5. Check the Recycle Bin
Most likely, one of the above solutions will have worked for you. However, in a worse case scenario where nothing turns up, there is one last option that could turn up the file.
It’s surprisingly common that people accidentally delete files. It might have been accidentally dropping the file on top of the trash bin icon on the desktop. Or it could have been right clicking on the file to rename it or create a shortcut, and accidentally selecting Delete instead.
Whatever the reason, it’s always worth double checking the Recycle Bin for your lost file. To do so, just go to your Windows desktop and double-click the Recycle Bin icon.
If you remember the file name, then you can just scan through these files and try to locate it.

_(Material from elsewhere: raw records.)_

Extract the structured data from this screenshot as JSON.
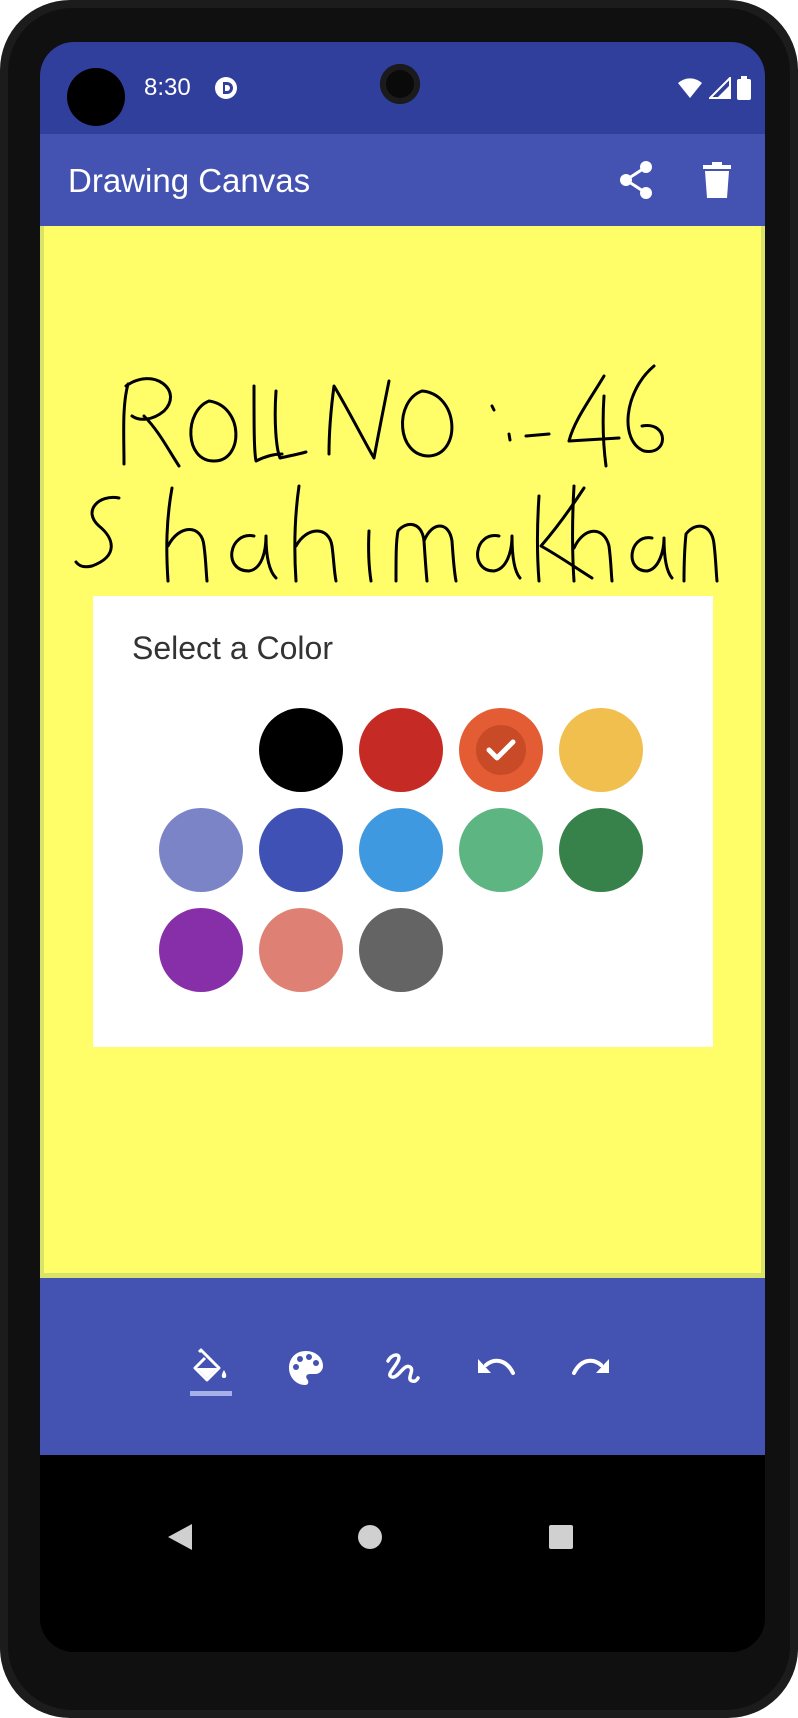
{
  "status_bar": {
    "time": "8:30"
  },
  "app_bar": {
    "title": "Drawing Canvas",
    "share_icon": "share-icon",
    "delete_icon": "trash-icon",
    "color": "#4452b1"
  },
  "canvas": {
    "background": "#fffd68",
    "handwriting_line1": "ROLLNO:-46",
    "handwriting_line2": "shahimakhan"
  },
  "color_dialog": {
    "title": "Select a Color",
    "selected": "#e45c34",
    "swatches": [
      {
        "name": "white",
        "color": "#ffffff"
      },
      {
        "name": "black",
        "color": "#000000"
      },
      {
        "name": "red",
        "color": "#c62a24"
      },
      {
        "name": "orange",
        "color": "#e45c34"
      },
      {
        "name": "amber",
        "color": "#f0bf4d"
      },
      {
        "name": "lavender",
        "color": "#7b84c6"
      },
      {
        "name": "indigo",
        "color": "#3f51b5"
      },
      {
        "name": "blue",
        "color": "#3f99e0"
      },
      {
        "name": "light-green",
        "color": "#5db582"
      },
      {
        "name": "green",
        "color": "#37814a"
      },
      {
        "name": "purple",
        "color": "#872fa8"
      },
      {
        "name": "salmon",
        "color": "#de8174"
      },
      {
        "name": "gray",
        "color": "#646464"
      }
    ]
  },
  "toolbar": {
    "tools": [
      {
        "name": "fill-icon",
        "active": true
      },
      {
        "name": "palette-icon",
        "active": false
      },
      {
        "name": "brush-icon",
        "active": false
      },
      {
        "name": "undo-icon",
        "active": false
      },
      {
        "name": "redo-icon",
        "active": false
      }
    ]
  },
  "nav_bar": {
    "back_icon": "back-icon",
    "home_icon": "home-icon",
    "recents_icon": "recents-icon"
  }
}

If you don’t know the file name, either the Original Location or the Date Deleted might give you some insight as to whether that’s the right file.
Be Careful About Losing or Misplacing Files!
This is one of those embarrassing things many people don’t want to ask for help for because it’s such a simple mistake. The truth is, even experienced Windows users sometimes forget to check the location of a saved file. Or they drop a file into a random folder without thinking about it.
Your first line of defense against this happening is making a mental note to always check the directory location dropdown in any window where you’re saving a file. Make sure to note the path where you want the file to go before clicking that Save button!
It’s not all doom and gloom. Thanks to recovery software, there are ways you can recover lost and deleted files.